An anonymous leaflet I found in my neighborhood one recent morning brought these observations to mind. My husband and I rent in a majority Black, middle-class neighborhood in Washington, D.C., and it doesn’t take a gentrification calculator to tell me that yes, we’re gentrifiers. We also love our neighborhood, have become close with many of our neighbors and wouldn’t dream of living anywhere else in this city. The flyer in question reached too deeply into the politics of D.C. neighborhoods to describe in detail here, but it included some lightly substantiated allegations of wrongdoing against formal and informal neighborhood leaders who happen to have been part of the neighborhood’s first wave of gentrification.

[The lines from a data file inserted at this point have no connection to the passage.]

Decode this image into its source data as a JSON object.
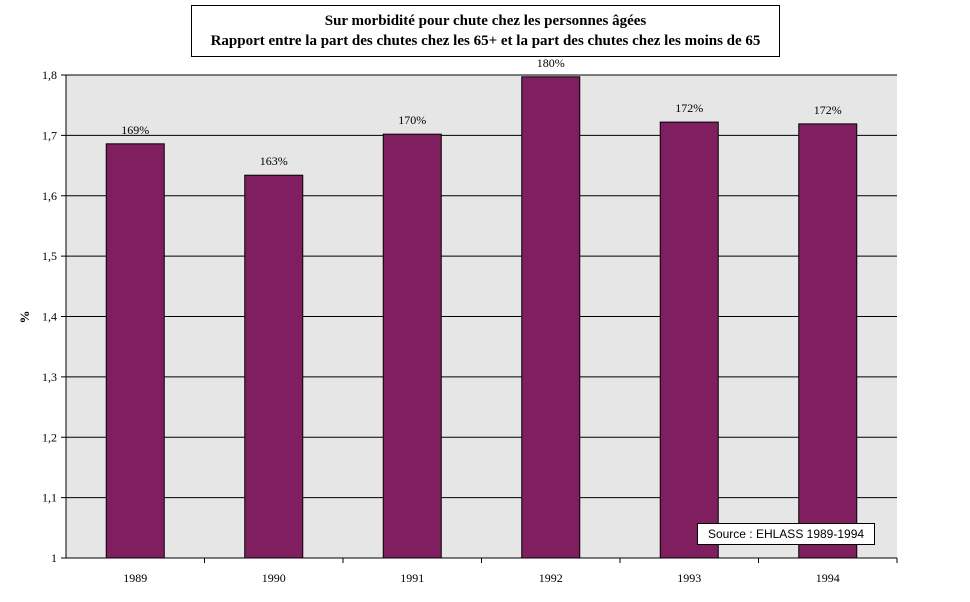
{
  "chart_data": {
    "type": "bar",
    "title": "Sur morbidité pour chute chez les personnes âgées",
    "subtitle": "Rapport entre la part des chutes chez les 65+  et la part des chutes  chez les moins de 65",
    "xlabel": "",
    "ylabel": "%",
    "categories": [
      "1989",
      "1990",
      "1991",
      "1992",
      "1993",
      "1994"
    ],
    "values": [
      1.686,
      1.634,
      1.702,
      1.797,
      1.722,
      1.719
    ],
    "data_labels": [
      "169%",
      "163%",
      "170%",
      "180%",
      "172%",
      "172%"
    ],
    "ylim": [
      1,
      1.8
    ],
    "yticks": [
      "1",
      "1,1",
      "1,2",
      "1,3",
      "1,4",
      "1,5",
      "1,6",
      "1,7",
      "1,8"
    ],
    "grid": true,
    "legend": "none",
    "source_note": "Source : EHLASS 1989-1994",
    "colors": {
      "bar": "#7F1F5F",
      "plot_background": "#E6E6E6",
      "gridline": "#000000"
    }
  }
}
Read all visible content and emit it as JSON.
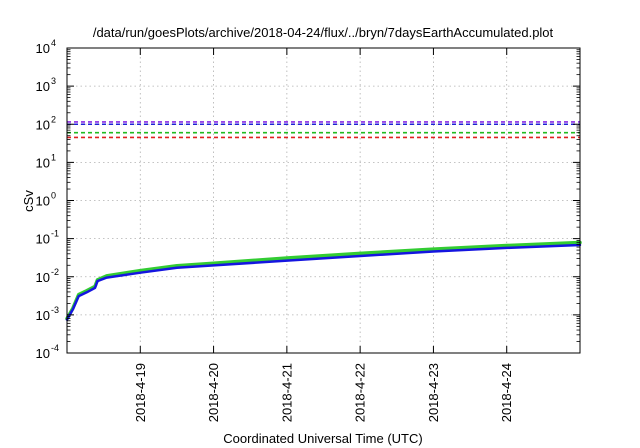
{
  "chart_data": {
    "type": "line",
    "title": "/data/run/goesPlots/archive/2018-04-24/flux/../bryn/7daysEarthAccumulated.plot",
    "xlabel": "Coordinated Universal Time (UTC)",
    "ylabel": "cSv",
    "y_scale": "log",
    "ylim": [
      0.0001,
      10000
    ],
    "xlim": [
      "2018-04-18 00:00",
      "2018-04-25 00:00"
    ],
    "y_ticks": [
      {
        "value": 0.0001,
        "base": "10",
        "exp": "-4"
      },
      {
        "value": 0.001,
        "base": "10",
        "exp": "-3"
      },
      {
        "value": 0.01,
        "base": "10",
        "exp": "-2"
      },
      {
        "value": 0.1,
        "base": "10",
        "exp": "-1"
      },
      {
        "value": 1,
        "base": "10",
        "exp": "0"
      },
      {
        "value": 10,
        "base": "10",
        "exp": "1"
      },
      {
        "value": 100,
        "base": "10",
        "exp": "2"
      },
      {
        "value": 1000,
        "base": "10",
        "exp": "3"
      },
      {
        "value": 10000,
        "base": "10",
        "exp": "4"
      }
    ],
    "x_ticks": [
      {
        "value": "2018-04-19 00:00",
        "label": "2018-4-19"
      },
      {
        "value": "2018-04-20 00:00",
        "label": "2018-4-20"
      },
      {
        "value": "2018-04-21 00:00",
        "label": "2018-4-21"
      },
      {
        "value": "2018-04-22 00:00",
        "label": "2018-4-22"
      },
      {
        "value": "2018-04-23 00:00",
        "label": "2018-4-23"
      },
      {
        "value": "2018-04-24 00:00",
        "label": "2018-4-24"
      }
    ],
    "grid": true,
    "thresholds": [
      {
        "value": 115,
        "color": "#8a2be2"
      },
      {
        "value": 100,
        "color": "#1f1fd6"
      },
      {
        "value": 60,
        "color": "#22bb22"
      },
      {
        "value": 45,
        "color": "#e02020"
      }
    ],
    "series": [
      {
        "color": "#33cc33",
        "width": 3.5,
        "points": [
          [
            "2018-04-18 00:00",
            0.0008
          ],
          [
            "2018-04-18 01:55",
            0.0015
          ],
          [
            "2018-04-18 03:50",
            0.0034
          ],
          [
            "2018-04-18 06:30",
            0.0043
          ],
          [
            "2018-04-18 09:10",
            0.0056
          ],
          [
            "2018-04-18 10:00",
            0.0083
          ],
          [
            "2018-04-18 13:00",
            0.0105
          ],
          [
            "2018-04-19 00:00",
            0.0145
          ],
          [
            "2018-04-19 12:00",
            0.0195
          ],
          [
            "2018-04-20 00:00",
            0.0225
          ],
          [
            "2018-04-21 00:00",
            0.031
          ],
          [
            "2018-04-22 00:00",
            0.041
          ],
          [
            "2018-04-23 00:00",
            0.053
          ],
          [
            "2018-04-24 00:00",
            0.066
          ],
          [
            "2018-04-25 00:00",
            0.079
          ]
        ]
      },
      {
        "color": "#1515e0",
        "width": 2.5,
        "points": [
          [
            "2018-04-18 00:00",
            0.00075
          ],
          [
            "2018-04-18 01:55",
            0.0014
          ],
          [
            "2018-04-18 03:50",
            0.0031
          ],
          [
            "2018-04-18 06:30",
            0.0039
          ],
          [
            "2018-04-18 09:10",
            0.0051
          ],
          [
            "2018-04-18 10:00",
            0.0077
          ],
          [
            "2018-04-18 13:00",
            0.0095
          ],
          [
            "2018-04-19 00:00",
            0.0128
          ],
          [
            "2018-04-19 12:00",
            0.0172
          ],
          [
            "2018-04-20 00:00",
            0.0198
          ],
          [
            "2018-04-21 00:00",
            0.0265
          ],
          [
            "2018-04-22 00:00",
            0.035
          ],
          [
            "2018-04-23 00:00",
            0.046
          ],
          [
            "2018-04-24 00:00",
            0.057
          ],
          [
            "2018-04-25 00:00",
            0.068
          ]
        ]
      }
    ]
  }
}
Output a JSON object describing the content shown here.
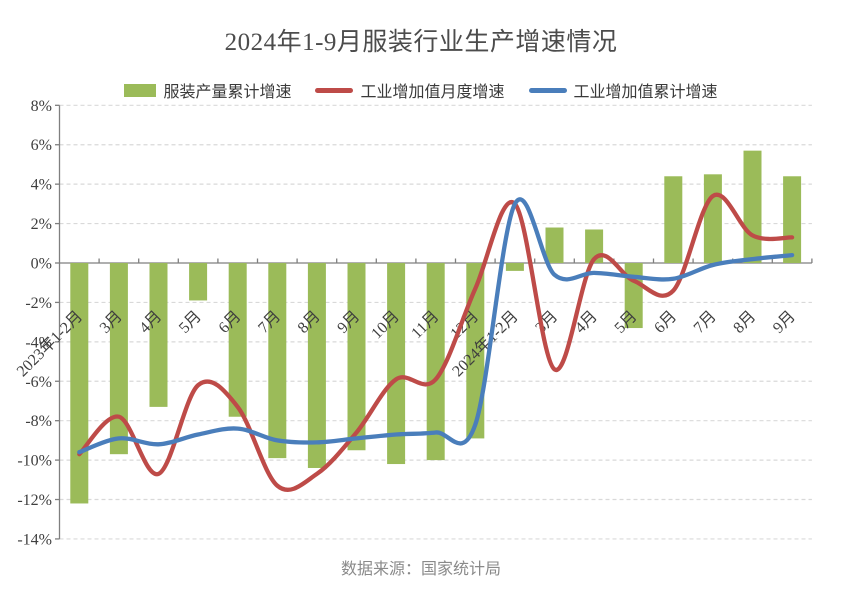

One of the flyer’s specific arguments regarded the leaders’ advocacy for a new dog park in our neighborhood. Americans at all levels of income own dogs, and one imagines the desire to get a dog out of the house and into a fenced area where it can tire itself out crosses racial and ethnic lines as well. But dog parks, like bike lanes and other urban quality-of-life improvements, are powerful symbols of gentrification. It should not be surprising when long-time residents of gentrifying neighborhoods question the motives of city leaders when dog parks and other neighborhood upgrades seem to follow closely the arrival of new, higher-income neighbors.
This type of observation can easily develop into a belief in a greater conspiracy. According to research on the psychology of conspiracy, conspiracy theories arise when feelings inspired by circumstance—alienation from institutions, low levels of trust, heightened sensitivity to threat, a sense of vulnerability—hyper-activate our brains’ natural processes of pattern-seeking and protective suspicion to turn run-of-the-mill activities like new development or government initiatives into something much more sinister. What’s more, “recognition of historically documented, anti-black conspiracies” among African-Americans makes current anti-Black conspiracy theories more plausible to them than to Whites without the same historical knowledge. So for some, a dog park is just another amenity. For others, a dog park can call to mind the wounds of the past that only deliberate collaboration and trust-building can heal. Toss in rapid redevelopment and out-of-reach housing costs, and you have fertile ground for conspiracies to take root.
I don’t think gentrification is a conspiracy. But I do think it’s vital that local governments, community leaders and developers of all kinds understand the symbolic weight of their plans and actions, in addition to the economic impact. As we seek to create opportunity in struggling communities, we must be aware of what our work—not just our words—communicates.